Furthermore, Dillon was required by law to consider Robinson's aboriginal status. In 1996, Parliament passed an amendment to the Criminal Code that requires sentencing judges to look for alternatives to imprisonment "with particular attention to the circumstances of aboriginal offenders."
The amendment was motivated by evidence that aboriginals are grossly overrepresented in the prison sys-tem. Furthermore, given evidence that aboriginals were more likely to be denied bail and to
receive longer sentences than non-aboriginals, the amendment was also intended to remedy the effects of institutional racism.
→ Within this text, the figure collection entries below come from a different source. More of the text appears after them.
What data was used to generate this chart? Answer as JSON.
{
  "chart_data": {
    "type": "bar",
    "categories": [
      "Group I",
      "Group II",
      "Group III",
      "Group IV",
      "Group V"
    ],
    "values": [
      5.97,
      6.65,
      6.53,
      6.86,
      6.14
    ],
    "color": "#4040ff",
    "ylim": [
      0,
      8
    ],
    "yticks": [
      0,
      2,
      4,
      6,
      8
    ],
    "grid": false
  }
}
But as the Supreme Court of Canada held in R. v. Gladue, judges are also expected to consider systemic and background factors of aboriginals in order to craft appropriate sentences. Now while this might result in aboriginals receiving lighter sentences, in certain situations, than non-aboriginals, the Supreme Court also emphasized that the amendment "should not be taken as requiring an automatic reduction of sentence, or a remission of a warranted period of incarceration, simply because the offender is aboriginal."
So if Dillon chose not to impose on Robinson a custodial sentence, which was surely warranted, solely because of his aboriginal status, then she erred. But there's no evidence she did so.
Rather, according to Dillon, other factors militating against incarceration included the fact that Robin-son was a first-time offender, and as a police officer, he would have to be held in protective custody if he were sent to jail.
So for Dillon, Robinson's being a police officer worked against imposing a custodial sentence. And this is where the problem lies. For Robinson's status as a cop should really amount to an aggravating factor - after all, the police are responsible for administering justice, yet justice is precisely what Robinson obstructed. It is therefore a very serious matter when a cop obstructs justice. And this alone should weigh very heavily in favour of incarceration. Furthermore, as Dillon detailed, there were other aggravating factors, including the fact that Robinson never showed any remorse, nor did he accept responsibility for his actions.
Altogether then, Robinson's status and his actions cry out for a jail sentence. And Dillon's sentence cries out for an appeal.